Affinity Maps like this can help to give shape to someone’s understanding of their own life. Comparisons between different areas can highlight some interesting things: perhaps the reason for a plummeting affinity for Self in one’s teens was a departure from a nurturing Family Environment, or entrance into a career which was dismally low in affinity; perhaps a rise in affinity for the Arts parallels the discovery that the individual could do some good for the world by creating beautiful things. The patterns are limitless. Their purposes for us, in terms of overcoming the amygdala, are to reveal distinctive individualities which contribute to a Life Profile. Having completed a set of graphs covering each of these aspects, a person may come to a better comprehension of how their own life has evolved and what it is exactly that they are missing — and as we have learned, detecting what is missing is a key to amygdalic activity.

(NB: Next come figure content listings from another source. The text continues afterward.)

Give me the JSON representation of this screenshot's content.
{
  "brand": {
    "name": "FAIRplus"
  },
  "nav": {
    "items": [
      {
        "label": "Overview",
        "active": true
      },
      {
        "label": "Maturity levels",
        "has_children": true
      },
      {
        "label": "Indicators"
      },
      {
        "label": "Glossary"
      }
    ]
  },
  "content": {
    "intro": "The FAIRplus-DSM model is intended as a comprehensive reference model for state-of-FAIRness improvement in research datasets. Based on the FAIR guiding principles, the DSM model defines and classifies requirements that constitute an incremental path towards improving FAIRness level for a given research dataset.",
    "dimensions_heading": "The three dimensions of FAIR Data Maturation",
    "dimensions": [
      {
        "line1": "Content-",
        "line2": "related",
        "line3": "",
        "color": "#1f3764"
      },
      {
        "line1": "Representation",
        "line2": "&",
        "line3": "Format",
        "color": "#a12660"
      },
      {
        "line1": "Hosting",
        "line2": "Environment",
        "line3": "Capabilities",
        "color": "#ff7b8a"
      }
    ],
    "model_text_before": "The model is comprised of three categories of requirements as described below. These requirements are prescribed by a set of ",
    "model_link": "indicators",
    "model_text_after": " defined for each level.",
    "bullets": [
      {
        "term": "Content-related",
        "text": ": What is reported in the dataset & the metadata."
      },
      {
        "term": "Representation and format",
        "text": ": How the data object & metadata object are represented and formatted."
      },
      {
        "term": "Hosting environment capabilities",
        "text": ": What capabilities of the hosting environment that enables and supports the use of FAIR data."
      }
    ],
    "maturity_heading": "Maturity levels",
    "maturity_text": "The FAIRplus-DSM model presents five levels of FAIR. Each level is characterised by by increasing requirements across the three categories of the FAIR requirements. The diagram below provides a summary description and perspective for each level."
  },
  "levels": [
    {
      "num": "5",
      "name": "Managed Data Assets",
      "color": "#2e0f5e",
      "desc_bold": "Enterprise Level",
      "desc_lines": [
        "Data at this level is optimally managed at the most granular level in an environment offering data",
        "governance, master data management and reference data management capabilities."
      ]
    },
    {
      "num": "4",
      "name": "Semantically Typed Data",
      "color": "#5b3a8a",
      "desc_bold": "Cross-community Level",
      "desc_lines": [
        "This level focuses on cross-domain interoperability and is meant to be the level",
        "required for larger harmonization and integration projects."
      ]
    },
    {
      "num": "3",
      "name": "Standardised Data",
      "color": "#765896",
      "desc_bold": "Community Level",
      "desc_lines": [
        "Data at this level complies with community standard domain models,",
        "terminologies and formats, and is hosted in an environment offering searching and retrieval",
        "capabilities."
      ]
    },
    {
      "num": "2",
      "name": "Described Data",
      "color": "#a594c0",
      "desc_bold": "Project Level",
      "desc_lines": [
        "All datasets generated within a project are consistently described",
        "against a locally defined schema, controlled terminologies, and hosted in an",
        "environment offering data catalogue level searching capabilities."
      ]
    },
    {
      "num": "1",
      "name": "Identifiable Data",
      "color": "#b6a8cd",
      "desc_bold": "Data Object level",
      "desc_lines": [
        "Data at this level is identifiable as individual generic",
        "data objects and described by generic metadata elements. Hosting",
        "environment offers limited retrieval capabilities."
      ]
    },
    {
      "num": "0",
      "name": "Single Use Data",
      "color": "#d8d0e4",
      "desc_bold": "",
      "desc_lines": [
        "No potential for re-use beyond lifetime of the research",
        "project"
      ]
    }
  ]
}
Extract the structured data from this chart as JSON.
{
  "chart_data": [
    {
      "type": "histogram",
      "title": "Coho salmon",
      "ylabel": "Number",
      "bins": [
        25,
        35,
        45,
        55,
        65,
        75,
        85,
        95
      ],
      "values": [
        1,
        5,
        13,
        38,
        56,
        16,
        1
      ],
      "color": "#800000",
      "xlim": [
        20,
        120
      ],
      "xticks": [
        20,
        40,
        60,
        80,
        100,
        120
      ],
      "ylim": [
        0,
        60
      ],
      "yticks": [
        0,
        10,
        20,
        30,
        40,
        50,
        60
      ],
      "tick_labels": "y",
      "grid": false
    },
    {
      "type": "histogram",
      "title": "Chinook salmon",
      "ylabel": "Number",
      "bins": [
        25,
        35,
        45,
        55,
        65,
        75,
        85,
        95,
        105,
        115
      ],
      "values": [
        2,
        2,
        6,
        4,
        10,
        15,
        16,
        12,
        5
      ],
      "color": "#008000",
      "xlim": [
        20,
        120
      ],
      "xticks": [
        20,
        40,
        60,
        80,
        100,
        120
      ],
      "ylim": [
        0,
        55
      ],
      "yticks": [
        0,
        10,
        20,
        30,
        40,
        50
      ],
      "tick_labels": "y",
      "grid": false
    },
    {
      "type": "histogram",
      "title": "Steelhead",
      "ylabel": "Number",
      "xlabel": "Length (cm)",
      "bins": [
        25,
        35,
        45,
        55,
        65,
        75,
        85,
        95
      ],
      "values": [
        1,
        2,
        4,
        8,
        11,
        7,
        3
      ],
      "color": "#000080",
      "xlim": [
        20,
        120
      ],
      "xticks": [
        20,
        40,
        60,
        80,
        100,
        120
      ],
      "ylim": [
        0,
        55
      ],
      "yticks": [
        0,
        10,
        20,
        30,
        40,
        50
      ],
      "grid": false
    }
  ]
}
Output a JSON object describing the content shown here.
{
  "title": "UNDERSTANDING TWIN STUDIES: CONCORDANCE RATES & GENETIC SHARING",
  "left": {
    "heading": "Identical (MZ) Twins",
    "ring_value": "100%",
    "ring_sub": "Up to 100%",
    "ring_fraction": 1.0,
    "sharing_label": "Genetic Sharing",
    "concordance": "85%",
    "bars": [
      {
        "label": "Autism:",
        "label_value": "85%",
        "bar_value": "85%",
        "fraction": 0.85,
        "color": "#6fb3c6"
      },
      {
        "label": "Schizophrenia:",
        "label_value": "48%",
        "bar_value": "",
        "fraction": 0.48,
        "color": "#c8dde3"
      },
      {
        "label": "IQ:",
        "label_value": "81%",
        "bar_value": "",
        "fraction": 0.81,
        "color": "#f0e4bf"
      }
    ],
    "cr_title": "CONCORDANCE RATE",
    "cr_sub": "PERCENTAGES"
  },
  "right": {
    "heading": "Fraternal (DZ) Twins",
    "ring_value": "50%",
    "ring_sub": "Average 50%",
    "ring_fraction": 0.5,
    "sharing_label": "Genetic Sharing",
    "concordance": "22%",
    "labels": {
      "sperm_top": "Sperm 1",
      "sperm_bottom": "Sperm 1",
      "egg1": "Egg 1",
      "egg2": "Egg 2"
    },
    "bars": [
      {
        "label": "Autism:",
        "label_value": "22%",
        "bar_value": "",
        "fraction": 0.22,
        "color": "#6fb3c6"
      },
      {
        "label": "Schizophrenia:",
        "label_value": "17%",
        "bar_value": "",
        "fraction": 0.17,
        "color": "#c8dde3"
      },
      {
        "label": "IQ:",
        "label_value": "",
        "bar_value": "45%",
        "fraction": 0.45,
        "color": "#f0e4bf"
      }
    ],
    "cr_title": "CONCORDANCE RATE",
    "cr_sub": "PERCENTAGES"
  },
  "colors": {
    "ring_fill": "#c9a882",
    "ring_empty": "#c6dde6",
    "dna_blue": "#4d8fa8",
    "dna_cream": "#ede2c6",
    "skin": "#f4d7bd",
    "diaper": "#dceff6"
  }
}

Here we see Philip’s combined maps:
From this, we can see that, in his 30s, Philip had a high sense of affinity for himself, for society and for the arts, but had gradually grown disaffected with his family environment and work. It might be easy for us to surmise that Philip’s work and family life were a source of anxiety, perhaps because they were blunting his desire to do more for society through his art — but of course, only Philip would know the answer. These maps are for Philip to clarify that answer and to see for himself ‘who he is’ at a given point in time.
Affinity Maps are for you only — they are not a test, but rather a tool for expressing how you feel about these areas of your life. In themselves they may have a limited therapeutic value, but their true role is to help you define who you are as part of a Life Profile, which in turn may help you to draw closer to yourself the people and things you need from your surroundings.